Originally Posted by hmurchison
Really. Since this is the US what laws in particular are you referencing? Employment law is pretty gray with regards to what rights a former employee has. In fact many states will likely start ruling that non-competes are unconstitutional. Which in a nutshell means that if an employer cannot make an oath to abstain from working in a similar field a requirement of employment it stands that an ex employee would be bound by even more tenous strings to the former company. IBM has no case.http://www.sfgate.com/cgi-bin/articl...BUUH12716R.DTL
In a unanimous decision, the justices said state law since 1872 has forbidden what are called noncompete clauses that restrict management employees' options after they leave a company.
Nearly every other state allows such agreements, said Richard Frank, a San Francisco lawyer who has represented companies on both sides of the issue.

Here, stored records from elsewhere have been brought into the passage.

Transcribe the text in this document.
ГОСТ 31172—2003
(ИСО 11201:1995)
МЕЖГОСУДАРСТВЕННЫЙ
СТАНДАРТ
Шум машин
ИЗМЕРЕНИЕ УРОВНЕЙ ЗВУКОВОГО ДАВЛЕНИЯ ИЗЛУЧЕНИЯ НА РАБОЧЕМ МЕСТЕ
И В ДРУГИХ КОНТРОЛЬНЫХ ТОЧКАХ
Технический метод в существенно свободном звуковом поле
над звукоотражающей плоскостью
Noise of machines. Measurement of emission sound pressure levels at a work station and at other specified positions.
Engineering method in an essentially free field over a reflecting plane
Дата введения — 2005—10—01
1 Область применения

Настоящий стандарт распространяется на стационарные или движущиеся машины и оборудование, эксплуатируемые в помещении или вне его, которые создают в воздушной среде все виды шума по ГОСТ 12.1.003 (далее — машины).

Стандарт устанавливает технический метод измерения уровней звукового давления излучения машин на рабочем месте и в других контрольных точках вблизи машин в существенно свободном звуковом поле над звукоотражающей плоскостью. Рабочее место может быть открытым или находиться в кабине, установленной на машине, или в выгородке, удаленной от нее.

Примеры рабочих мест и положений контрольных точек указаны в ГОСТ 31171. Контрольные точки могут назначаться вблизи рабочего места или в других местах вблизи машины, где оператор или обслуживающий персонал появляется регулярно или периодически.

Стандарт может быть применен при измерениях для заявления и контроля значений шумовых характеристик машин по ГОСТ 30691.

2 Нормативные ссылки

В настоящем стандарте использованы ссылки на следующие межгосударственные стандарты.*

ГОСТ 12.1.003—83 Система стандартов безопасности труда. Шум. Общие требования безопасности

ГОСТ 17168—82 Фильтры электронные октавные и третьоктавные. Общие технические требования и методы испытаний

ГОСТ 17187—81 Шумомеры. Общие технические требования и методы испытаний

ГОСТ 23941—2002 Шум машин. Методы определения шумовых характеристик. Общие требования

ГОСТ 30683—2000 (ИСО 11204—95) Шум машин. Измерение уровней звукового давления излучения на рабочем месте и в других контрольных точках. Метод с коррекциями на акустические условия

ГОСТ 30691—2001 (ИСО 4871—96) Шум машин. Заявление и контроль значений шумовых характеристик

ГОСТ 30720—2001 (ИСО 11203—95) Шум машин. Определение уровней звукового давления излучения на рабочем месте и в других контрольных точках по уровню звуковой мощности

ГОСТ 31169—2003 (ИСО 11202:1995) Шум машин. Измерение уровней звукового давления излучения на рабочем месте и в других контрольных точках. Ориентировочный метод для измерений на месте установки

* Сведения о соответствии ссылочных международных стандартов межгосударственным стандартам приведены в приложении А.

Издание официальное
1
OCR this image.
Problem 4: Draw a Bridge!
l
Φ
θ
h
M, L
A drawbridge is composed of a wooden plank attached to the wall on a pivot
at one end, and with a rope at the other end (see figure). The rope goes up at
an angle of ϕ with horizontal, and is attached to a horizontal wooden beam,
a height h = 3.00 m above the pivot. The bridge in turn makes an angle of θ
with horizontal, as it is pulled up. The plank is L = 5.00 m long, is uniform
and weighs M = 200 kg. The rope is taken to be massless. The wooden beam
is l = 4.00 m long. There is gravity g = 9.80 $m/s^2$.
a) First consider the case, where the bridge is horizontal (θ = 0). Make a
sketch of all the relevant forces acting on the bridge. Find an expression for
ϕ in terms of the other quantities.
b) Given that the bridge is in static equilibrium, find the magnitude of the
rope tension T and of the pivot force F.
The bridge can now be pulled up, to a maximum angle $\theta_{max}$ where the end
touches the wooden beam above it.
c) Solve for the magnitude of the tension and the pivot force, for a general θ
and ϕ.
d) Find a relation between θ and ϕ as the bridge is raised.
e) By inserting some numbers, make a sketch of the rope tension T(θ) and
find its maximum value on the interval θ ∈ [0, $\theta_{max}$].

The ruling "advances the strong California policy favoring open competition and employee freedom," said Frank, who was not involved in the case. "Those have been drivers of the state's economy, especially in the technology area."
IBM will claim victory but they've had none.
California? Different country. At least they think so.
As I previously wrote:
I would doubt that there is a single Fortune 500 company that doesn't have their management, especially those in R&D, Market/Planning and Financance/New Product Development contracted without a non-compete clause.
Certainly, shareholders in particular would be highly hesitant knowing that top R&D personnel could simply walk out the door and go across the street to the competition at a drop of the hat.
Heck, "Non-compete clauses are everywhere from restaurants and their chefs to basketball teams and their coaches."* Probably the biggest corporations that are very tight on NCC and NDA are those that do contract work for the Federal Government, especially defence contractors. And even the Feds themselves have a similar and even more binding agreements which are virtually holding for the rest of one's life.
What IBM is doing here is simply ensuring that its (company and shareholders) property rights are being protected. Papermaster got an offer he couldn't or didn't want to refuse. Apple did nothing wrong by offering the position. Surely Apple understands and agrees to the principle of NCC's as they themselves employ their use. As such, Papermaster's employment from IBM to Apple would be conditional. However, it should be noted that Papermaster may have forgotten his commitment (as it was a long time ago) or his understanding of it did not appear to conflict with the position he was being hired for. In either case, it was simply decided to let the ball fall were it may, and if need be, let the courts decide it a foul was committed.
For those who are in the position to have to sign a NCC, the rewards for doing so virtually keeps them out of the poor house. This does not fall in the realm of servitude or "you can't keep me from enjoying a livelihood." However, the treatment of such depends on where you are, the conditions it covered and the intent to which the move is being made in the first place.
Here is a good site to help explain Non Competition Agreements.
"We have all heard urban myths - crocodiles attacking people in sewers; Jimmy Hoffa buried under Giants' Stadium in New Jersey. They sound real, but they are not. The distribution industry has such an urban myth. The myth is that non-compete clauses in manufacturers' representatives' contracts can be ignored because they do not mean anything. That statement is false. In almost every state, a tightly drawn non-competition agreement will be enforced by the courts. Even if the non-compete requirements are overly broad, the courts in many states will narrow them in order to enforce what the court feels is proper."
Perhaps this free article "Protect Trade Secrets from a Corporate Raid" will help to a better understanding. http://findarticles.com/p/articles/m...s_/ai_59579692
In any event, just wish that you get to be so presented with the opportunity. It can be a great negotiating tool. If they want you bad enough to consider your position that valuable, it obviously can raise the bar on all sides.
Another thing to consider. If you decide to dishonour your NCC, particularly if you were skipping to a major competitor and lied about it, just wonder how many companies would want to take a chance and hire you after that.
Again, non-compete clause are part of every major sports franchise, pharmaceutical companies, and automobile manufacturers, etc. Biggest user of all is the Federal Government agencies and its contractors. If you don't think that employees of Boeing, Lockheed, Northrop Grumman, etc., are immune to NCCs you need your head read. Apple understands it well. Afterall, they like most companies, employ NCCs routinely when contracting their top employees, manufacturers and outside agencies.